Of course, there is nothing wrong with such people and nothing unreasonable in their desires; they just find themselves on the wrong side of arguments that powerful people want to win.

And their misfortune is not surprising. It has always been that way on Earth, where some people matter more than others.

Which makes the American experiment all the more astonishing. Our nation started with a very unearthly idea, bucking the system, claiming that “all men are created equal” with “inalienable rights endowed by their Creator.”

Those who demand a separation between the state and religious expression want us to forget that the formation of America really was a religious expression – a dramatic reversal of human tradition, rooted in the otherworldly premise of God’s concern for every person.

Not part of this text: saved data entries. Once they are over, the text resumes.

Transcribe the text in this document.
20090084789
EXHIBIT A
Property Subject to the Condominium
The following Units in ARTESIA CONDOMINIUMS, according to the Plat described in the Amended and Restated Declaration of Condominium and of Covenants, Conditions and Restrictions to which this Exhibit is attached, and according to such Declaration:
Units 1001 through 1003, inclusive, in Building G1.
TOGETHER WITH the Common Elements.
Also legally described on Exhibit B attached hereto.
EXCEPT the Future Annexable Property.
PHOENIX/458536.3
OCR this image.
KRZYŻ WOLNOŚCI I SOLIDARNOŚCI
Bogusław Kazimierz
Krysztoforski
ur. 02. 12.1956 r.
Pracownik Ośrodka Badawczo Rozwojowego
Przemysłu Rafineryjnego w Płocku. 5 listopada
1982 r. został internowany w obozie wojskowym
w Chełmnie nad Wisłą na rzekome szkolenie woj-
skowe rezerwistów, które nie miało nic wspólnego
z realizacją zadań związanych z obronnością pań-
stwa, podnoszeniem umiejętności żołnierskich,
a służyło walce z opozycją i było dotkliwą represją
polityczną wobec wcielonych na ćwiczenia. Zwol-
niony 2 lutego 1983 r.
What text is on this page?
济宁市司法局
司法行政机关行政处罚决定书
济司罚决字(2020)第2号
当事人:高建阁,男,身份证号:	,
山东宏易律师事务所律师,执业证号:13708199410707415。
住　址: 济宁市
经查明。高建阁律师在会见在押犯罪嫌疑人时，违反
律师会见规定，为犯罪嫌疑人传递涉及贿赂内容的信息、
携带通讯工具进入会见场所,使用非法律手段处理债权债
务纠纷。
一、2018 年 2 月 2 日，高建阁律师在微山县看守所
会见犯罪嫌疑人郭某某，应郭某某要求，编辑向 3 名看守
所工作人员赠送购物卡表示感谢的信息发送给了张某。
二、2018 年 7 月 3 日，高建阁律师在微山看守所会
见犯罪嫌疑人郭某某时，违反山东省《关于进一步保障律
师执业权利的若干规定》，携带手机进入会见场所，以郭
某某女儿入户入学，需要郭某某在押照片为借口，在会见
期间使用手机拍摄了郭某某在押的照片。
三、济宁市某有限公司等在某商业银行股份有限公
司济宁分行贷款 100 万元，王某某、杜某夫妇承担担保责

This was the irony that made us: the conviction that power is given to protect the weak and authority is not a prize but a responsibility – an irony most clearly expressed when Jesus, a person of unlimited power, “laid down his life for his friends,” especially those friends whom important people considered “the least of these.”

The changes sweeping across America have a common effect and share a common aim. They narrow our vision and reduce our independence. They dictate our understanding of the world, often in contradiction to our own senses. They restore to its normal beneficiaries the sad and ancient use of power.

If the vision of citizens known and loved by God made us long to soar like the American eagle, the current vision would make us content to hover like drones, awaiting our controllers’ next instruction.

It will take some time to erase the old American vision because, of course, the vision is true. God loves people and made us to be free. God gave us reason. God gave us a sense of justice and morality. Our founders’ unearthly vision for a free society in which every person has great value turns out to be normal after all, though fatally inconvenient to those who love power.